Regulators in Connecticut and New York have also warned that state and federal laws don’t allow in-network providers to tack on new fees, the Times reported.
Virginia Attorney General Mark Herring’s office has received a handful of complaints about the charges during the pandemic, according to spokesperson Charlotte Gomer.
“As Virginia continues to cope with the unprecedented COVID pandemic, it’s so important that Virginians act kindly towards one another and make decisions that are in the best interest of keeping themselves, their families and communities safe,” she wrote.
Gomer encouraged Virginians to report concerns to the state’s Consumer Protection Section, but did not respond to followup questions about Herring’s stance on the matter.
In his article on the ethics, Feng raised the legal concern of whether providers can add a cost when contracts negotiated with insurers are already established.

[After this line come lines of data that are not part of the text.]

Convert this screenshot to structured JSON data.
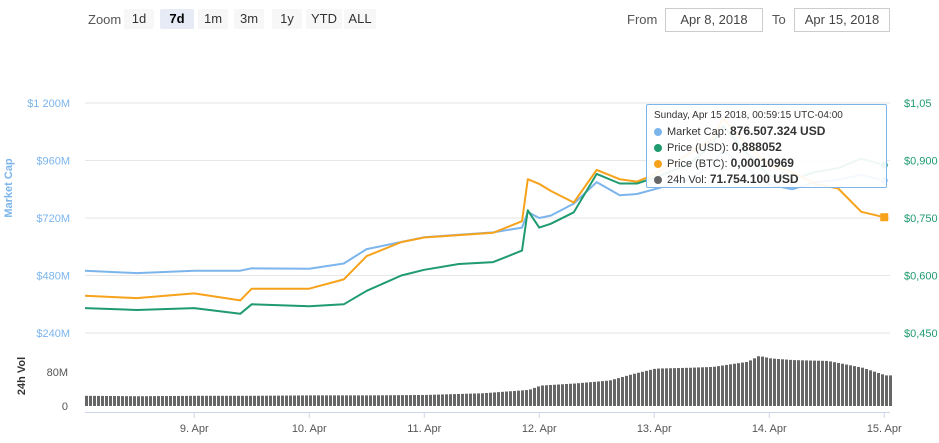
{
  "toolbar": {
    "zoom_label": "Zoom",
    "buttons": [
      "1d",
      "7d",
      "1m",
      "3m",
      "1y",
      "YTD",
      "ALL"
    ],
    "active": "7d",
    "from_label": "From",
    "from_value": "Apr 8, 2018",
    "to_label": "To",
    "to_value": "Apr 15, 2018"
  },
  "colors": {
    "market_cap": "#7cb5ec",
    "price_usd": "#1f9b6f",
    "price_btc": "#f7a21b",
    "volume": "#666666",
    "axis_left": "#7cb5ec",
    "axis_right": "#1f9b6f"
  },
  "tooltip": {
    "header": "Sunday, Apr 15 2018, 00:59:15 UTC-04:00",
    "rows": [
      {
        "label": "Market Cap:",
        "value": "876.507.324 USD",
        "color": "#7cb5ec"
      },
      {
        "label": "Price (USD):",
        "value": "0,888052",
        "color": "#1f9b6f"
      },
      {
        "label": "Price (BTC):",
        "value": "0,00010969",
        "color": "#f7a21b"
      },
      {
        "label": "24h Vol:",
        "value": "71.754.100 USD",
        "color": "#666666"
      }
    ]
  },
  "chart_data": {
    "type": "line",
    "x_ticks": [
      "9. Apr",
      "10. Apr",
      "11. Apr",
      "12. Apr",
      "13. Apr",
      "14. Apr",
      "15. Apr"
    ],
    "y_left": {
      "label": "Market Cap",
      "ticks": [
        "$240M",
        "$480M",
        "$720M",
        "$960M",
        "$1 200M"
      ],
      "values": [
        240,
        480,
        720,
        960,
        1200
      ]
    },
    "y_right": {
      "ticks": [
        "$0,450",
        "$0,600",
        "$0,750",
        "$0,900",
        "$1,05"
      ],
      "values": [
        0.45,
        0.6,
        0.75,
        0.9,
        1.05
      ]
    },
    "volume_axis": {
      "label": "24h Vol",
      "ticks": [
        "0",
        "80M"
      ],
      "values": [
        0,
        80
      ]
    },
    "x_range": [
      8.05,
      15.05
    ],
    "series": [
      {
        "name": "Market Cap",
        "unit": "M USD",
        "x": [
          8.05,
          8.5,
          9.0,
          9.4,
          9.5,
          10.0,
          10.3,
          10.5,
          10.8,
          11.0,
          11.3,
          11.6,
          11.85,
          11.9,
          12.0,
          12.1,
          12.3,
          12.5,
          12.7,
          12.85,
          13.0,
          13.3,
          13.5,
          13.6,
          13.8,
          14.0,
          14.2,
          14.4,
          14.6,
          14.8,
          15.0
        ],
        "values": [
          500,
          490,
          500,
          500,
          510,
          508,
          530,
          590,
          620,
          640,
          650,
          660,
          680,
          745,
          720,
          730,
          780,
          870,
          815,
          820,
          840,
          880,
          940,
          1000,
          930,
          860,
          840,
          870,
          880,
          900,
          876.5
        ]
      },
      {
        "name": "Price (USD)",
        "unit": "USD",
        "x": [
          8.05,
          8.5,
          9.0,
          9.4,
          9.5,
          10.0,
          10.3,
          10.5,
          10.8,
          11.0,
          11.3,
          11.6,
          11.85,
          11.9,
          12.0,
          12.1,
          12.3,
          12.5,
          12.7,
          12.85,
          13.0,
          13.3,
          13.5,
          13.6,
          13.8,
          14.0,
          14.2,
          14.4,
          14.6,
          14.8,
          15.0
        ],
        "values": [
          0.515,
          0.51,
          0.515,
          0.5,
          0.525,
          0.52,
          0.525,
          0.56,
          0.6,
          0.615,
          0.63,
          0.635,
          0.665,
          0.77,
          0.725,
          0.735,
          0.765,
          0.865,
          0.84,
          0.84,
          0.855,
          0.89,
          0.94,
          0.99,
          0.92,
          0.86,
          0.85,
          0.87,
          0.88,
          0.905,
          0.888
        ]
      },
      {
        "name": "Price (BTC)",
        "unit": "BTC",
        "x": [
          8.05,
          8.5,
          9.0,
          9.4,
          9.5,
          10.0,
          10.3,
          10.5,
          10.8,
          11.0,
          11.3,
          11.6,
          11.85,
          11.9,
          12.0,
          12.1,
          12.3,
          12.5,
          12.7,
          12.85,
          13.0,
          13.3,
          13.5,
          13.6,
          13.8,
          14.0,
          14.2,
          14.4,
          14.6,
          14.8,
          15.0
        ],
        "values": [
          7.6e-05,
          7.5e-05,
          7.7e-05,
          7.4e-05,
          7.9e-05,
          7.9e-05,
          8.3e-05,
          9.3e-05,
          9.9e-05,
          0.000101,
          0.000102,
          0.000103,
          0.000108,
          0.000126,
          0.000124,
          0.000121,
          0.000116,
          0.00013,
          0.000126,
          0.000125,
          0.000128,
          0.000137,
          0.000143,
          0.000152,
          0.000141,
          0.000132,
          0.000129,
          0.000124,
          0.000122,
          0.000112,
          0.00010969
        ]
      },
      {
        "name": "24h Vol",
        "unit": "M USD",
        "x": [
          8.05,
          8.5,
          9.0,
          9.5,
          10.0,
          10.5,
          11.0,
          11.5,
          11.9,
          12.0,
          12.3,
          12.6,
          12.8,
          13.0,
          13.3,
          13.5,
          13.8,
          13.9,
          14.0,
          14.2,
          14.5,
          14.8,
          15.0
        ],
        "values": [
          24,
          23,
          24,
          24,
          25,
          25,
          26,
          30,
          38,
          48,
          53,
          60,
          75,
          88,
          90,
          92,
          104,
          118,
          112,
          108,
          106,
          90,
          72
        ]
      }
    ]
  }
}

“Even in those cases where it is legal, charging uninsured or out-of-network patients may make medically necessary care less affordable and therefore would be an assault on distributive justice, causing an increase in cost and thereby reducing access to health care, especially for lower socioeconomic patients,” he wrote. “Furthermore, it is unethical to only bill the surcharge to uninsured patients or seek surcharge reimbursement only from those insured.”
It’s a tricky situation, he said in an interview, especially considering how important it is to keep medical practices’ lights on for their communities. He hopes insurers will help.
“It’s still a struggle in a lot of practices … but at the same time its even more critical we maintain access for patients,” he said. “We need to do our best to stay within legal boundaries to provide care necessary while advocating for our practices. So the burden isn’t unduly on one or the other but shared.”